Wednesday, August 24, 2011

Challenging Spots for Gold Panning - "Cherry Creek"









From the Colorado Geological Survey, Department of Natural Resources, Denver, CO 2009



Challenging Spots for Gold Prospecting and Panning in Colorado




The Cherry Creek Divide Area
Araphahoe, Denver, Douglas and Elbert Counti


This area boasts the locations of the significant gold strikes of 1858 by William Greeneberry Russell and his party, which led to the "Pikes Peak or Bust" gold rush of the following year.



The first worthwhile goldstrike was on the South Platte River, in Denver County, near Overland Park between 8th Ave and Jewell. The most productive deposits found were on Big Dry Creek, Newlin and Russellville Gulches in the Cherry Creek drainage in Douglas County and on Ronk (now called Gold Creek) and Gold Run gulches to the east of Russellville gulch in Elbert County.


These placers were abandoned by the end of 1859, as the miners left for the richer goldstrikes at higher elevations such as Idaho Springs, Central City and elsewhere that same year.


However there has been both gulch and drift mining in the Cherry Creek drainage from time to time since, especially individual and small-scale operations during the depression and at other times as well.



The gulches in which the placers lie drain the Cherry Creek Divide, which is capped by the Oligocene Castle Rock conglomerate. This formation forms "Castle Rock" overlooking the town of the same name. To the NE of Castle Rock town the conglomerate has been eroded by streams and now is represented only by remnants capping buttes along the divide. Many hillslopes have residual pebbles and cobbles on them derived from the erosion of the conglomerate.



These are terraces or benches at many places along the streams. Along the S Platte the terraces are 40 feet above the level of the river. These benches extend into Cherry Creek and its tributaries, their height diminishing upstream.
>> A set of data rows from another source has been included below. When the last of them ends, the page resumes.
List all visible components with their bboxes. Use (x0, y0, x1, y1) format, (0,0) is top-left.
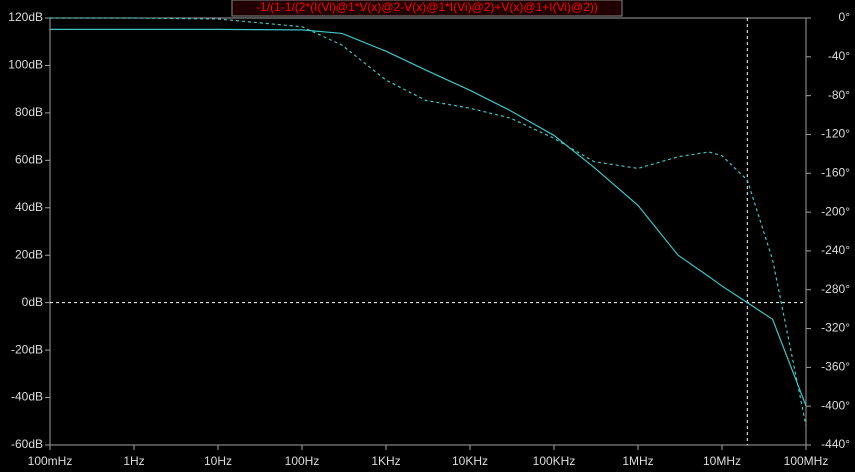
y2-tick-label: -120° (821, 127, 850, 141)
y2-tick-label: -80° (828, 88, 850, 102)
y2-tick-label: -200° (821, 204, 850, 218)
y-tick-label: 100dB (8, 58, 43, 72)
x-tick-label: 1MHz (622, 454, 653, 468)
y2-tick-label: -320° (821, 321, 850, 335)
x-tick-label: 10MHz (703, 454, 741, 468)
y2-tick-label: -440° (821, 437, 850, 451)
y-tick-label: 0dB (22, 295, 43, 309)
chart-title: -1/(1-1/(2*(I(Vi)@1*V(x)@2-V(x)@1*I(Vi)@… (256, 0, 598, 14)
y-tick-label: 120dB (8, 10, 43, 24)
x-tick-label: 100MHz (784, 454, 829, 468)
x-tick-label: 1Hz (123, 454, 144, 468)
y2-tick-label: -240° (821, 243, 850, 257)
x-tick-label: 1KHz (371, 454, 400, 468)
y2-tick-label: -40° (828, 49, 850, 63)
y-tick-label: 20dB (15, 247, 43, 261)
title-box (231, 0, 623, 17)
y-tick-label: -60dB (11, 437, 43, 451)
y-tick-label: 40dB (15, 200, 43, 214)
plot-frame (49, 17, 807, 446)
y2-tick-label: -280° (821, 282, 850, 296)
y-tick-label: -40dB (11, 390, 43, 404)
y2-tick-label: -160° (821, 165, 850, 179)
y2-tick-label: -400° (821, 398, 850, 412)
x-tick-label: 100KHz (533, 454, 576, 468)
y-tick-label: -20dB (11, 342, 43, 356)
y2-tick-label: -360° (821, 360, 850, 374)
y2-tick-label: 0° (839, 10, 851, 24)
x-tick-label: 10Hz (204, 454, 232, 468)
series-line (50, 17, 807, 426)
series-line (50, 28, 807, 407)
x-tick-label: 10KHz (452, 454, 488, 468)
x-tick-label: 100Hz (285, 454, 320, 468)
y-tick-label: 60dB (15, 153, 43, 167)
y-tick-label: 80dB (15, 105, 43, 119)
x-tick-label: 100mHz (28, 454, 73, 468)
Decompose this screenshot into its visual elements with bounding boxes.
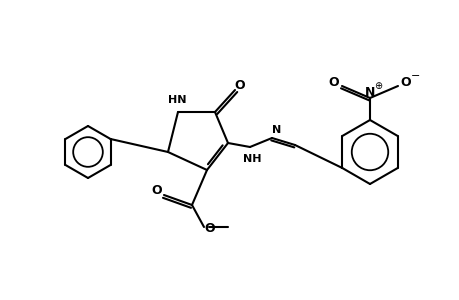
Text: N: N bbox=[364, 85, 375, 98]
Text: ⊕: ⊕ bbox=[373, 81, 381, 91]
Text: HN: HN bbox=[168, 95, 186, 105]
Text: O: O bbox=[151, 184, 162, 197]
Text: O: O bbox=[400, 76, 410, 88]
Text: N: N bbox=[272, 125, 281, 135]
Text: O: O bbox=[204, 223, 215, 236]
Text: NH: NH bbox=[242, 154, 261, 164]
Text: −: − bbox=[410, 71, 420, 81]
Text: O: O bbox=[234, 79, 245, 92]
Text: O: O bbox=[328, 76, 339, 88]
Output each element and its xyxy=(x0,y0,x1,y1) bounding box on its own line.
Gold has been found in the terraces and in the stream beds. Testing has shown that gold in the bench placers lies on or near bedrock but gold in the stream beds is nearer the surface.


The Castle Rock conglomerate contains gold at numerous locations in this area.

In upper Newlin gulch near the forks, the lens shaped beds of gravel were found to contain up to one ounce of gold per ton in individual samples. These lens shaped deposits were 5-40 feet above modern stream levels, near the base of the Castle Rock formation itself.


The gold in the Castle Rock formation/Cherry Creek drainage placers was typically fine-grained - 10 to 50 colors per milligram. Miners described it as almost flour gold and complained of the difficulty of its recovery from the clayey gravel matrix. Even so, colors up to one-sixteenth inch diameter were found. The Castle Rock formation gold is among the purest placer gold on earth, characteristically about .990 fine!


The source of the stream and terrace placer gold is the Castle Rock conglomerate and fossil stream placers in it. That the source is fossil stream channels explains the erratic distribution of gold among the gulches and also the erratic distribution within each of the gulches.


Access is difficult because of the extensive development in the area. There is little water and the gravels must be packed out.


Remember to always get permission before entering any property, backfill all holes and leave your site cleaner than you found it.